Cheney died in Nashville in 1990 at age 89. Frances died in 1996, also at age 89.

== Legacy ==
Cheney's novels reveal his desire for a return to a simpler way of life, one founded on natural cycles and rooted in an appreciation of the land. His tragic characters often go astray by attempting to urbanize themselves or betray their own way of life. In his work, redemption can only be achieved by a return to a farm or a religious conversion, as in Devil's Elbow.

In 2011, The Lightwood Chronicles, being the true story of Brainard Cheney's novel, Lightwood, was published. The book includes a collection of essays and other information relating to the Dodge Timber Wars, divided into two sections: Lightwood as History and Lightwood as Fiction. The editor, Stephen Whigham, interviewed Cheney in 1982.

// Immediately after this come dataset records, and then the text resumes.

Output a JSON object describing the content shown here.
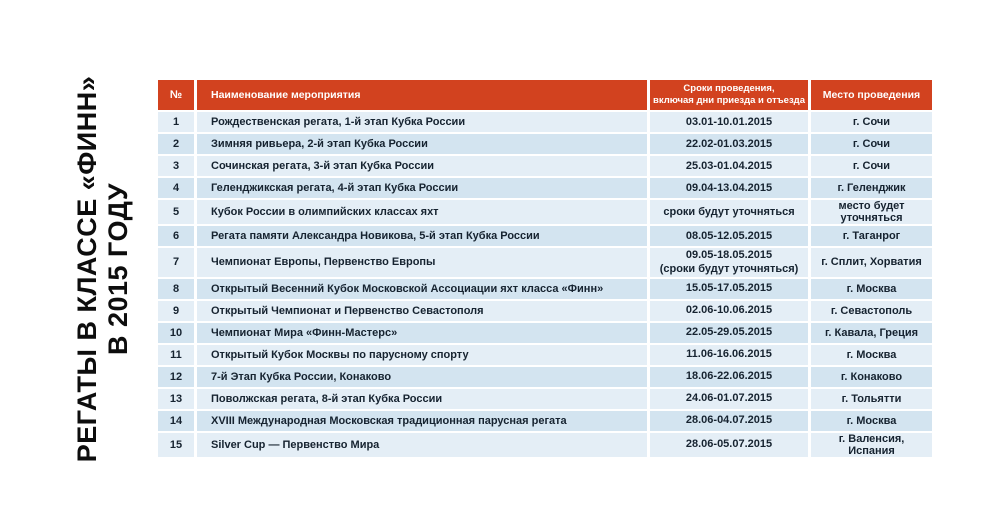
{
  "title": {
    "line1": "РЕГАТЫ В КЛАССЕ «ФИНН»",
    "line2": "В 2015 ГОДУ"
  },
  "colors": {
    "header_bg": "#d2421f",
    "header_text": "#ffffff",
    "row_odd_bg": "#e4eef6",
    "row_even_bg": "#d3e4f0",
    "cell_text": "#162330"
  },
  "table": {
    "headers": {
      "num": "№",
      "name": "Наименование мероприятия",
      "dates": "Сроки проведения,\nвключая дни приезда и отъезда",
      "place": "Место проведения"
    },
    "rows": [
      {
        "num": "1",
        "name": "Рождественская регата, 1-й этап Кубка России",
        "dates": "03.01-10.01.2015",
        "place": "г. Сочи"
      },
      {
        "num": "2",
        "name": "Зимняя ривьера, 2-й этап Кубка России",
        "dates": "22.02-01.03.2015",
        "place": "г. Сочи"
      },
      {
        "num": "3",
        "name": "Сочинская регата, 3-й этап Кубка России",
        "dates": "25.03-01.04.2015",
        "place": "г. Сочи"
      },
      {
        "num": "4",
        "name": "Геленджикская регата, 4-й этап Кубка России",
        "dates": "09.04-13.04.2015",
        "place": "г. Геленджик"
      },
      {
        "num": "5",
        "name": "Кубок России в олимпийских классах яхт",
        "dates": "сроки будут уточняться",
        "place": "место будет уточняться"
      },
      {
        "num": "6",
        "name": "Регата памяти Александра Новикова, 5-й этап Кубка России",
        "dates": "08.05-12.05.2015",
        "place": "г. Таганрог"
      },
      {
        "num": "7",
        "name": "Чемпионат Европы, Первенство Европы",
        "dates": "09.05-18.05.2015\n(сроки будут уточняться)",
        "place": "г. Сплит, Хорватия"
      },
      {
        "num": "8",
        "name": "Открытый Весенний Кубок Московской Ассоциации яхт класса «Финн»",
        "dates": "15.05-17.05.2015",
        "place": "г. Москва"
      },
      {
        "num": "9",
        "name": "Открытый Чемпионат и Первенство Севастополя",
        "dates": "02.06-10.06.2015",
        "place": "г. Севастополь"
      },
      {
        "num": "10",
        "name": "Чемпионат Мира «Финн-Мастерс»",
        "dates": "22.05-29.05.2015",
        "place": "г. Кавала, Греция"
      },
      {
        "num": "11",
        "name": "Открытый Кубок Москвы по парусному спорту",
        "dates": "11.06-16.06.2015",
        "place": "г. Москва"
      },
      {
        "num": "12",
        "name": "7-й Этап Кубка России, Конаково",
        "dates": "18.06-22.06.2015",
        "place": "г. Конаково"
      },
      {
        "num": "13",
        "name": "Поволжская регата, 8-й этап Кубка России",
        "dates": "24.06-01.07.2015",
        "place": "г. Тольятти"
      },
      {
        "num": "14",
        "name": "XVIII Международная Московская традиционная парусная регата",
        "dates": "28.06-04.07.2015",
        "place": "г. Москва"
      },
      {
        "num": "15",
        "name": "Silver Cup — Первенство Мира",
        "dates": "28.06-05.07.2015",
        "place": "г. Валенсия, Испания"
      }
    ]
  }
}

In 2011, MMJW BookHouse began republishing Cheney's novels. In 2016, MMJW BookHouse published a comprehensive biography of Cheney by Dr James E. Young, titled Brainard Cheney and The Search for a Hero: A Literary Biography of a Southern Novelist, Reporter, and Polemicist. Copies are available at Amazon and Barns and Noble.

In 2016, Cheney was inducted in the Georgia Writers Hall of Fame.

==Works==

===Novels===
- Lightwood (1939). Boston: Houghton Mifflin Co.
- River Rogue (1942). Boston: Houghton Mifflin Co.
- This Is Adam (1958). New York: McDowell, Obolensky.
- Devil's Elbow (1969). New York: Crown Publishers.

===Plays===
- Strangers in This World (1951)
- I Choose to Die (1960)

===Correspondence===
- The Correspondence of Flannery O'Connor and the Brainard Cheneys (1986), ed. C. Ralph Stevens. Jackson, MS: University Press of Mississippi.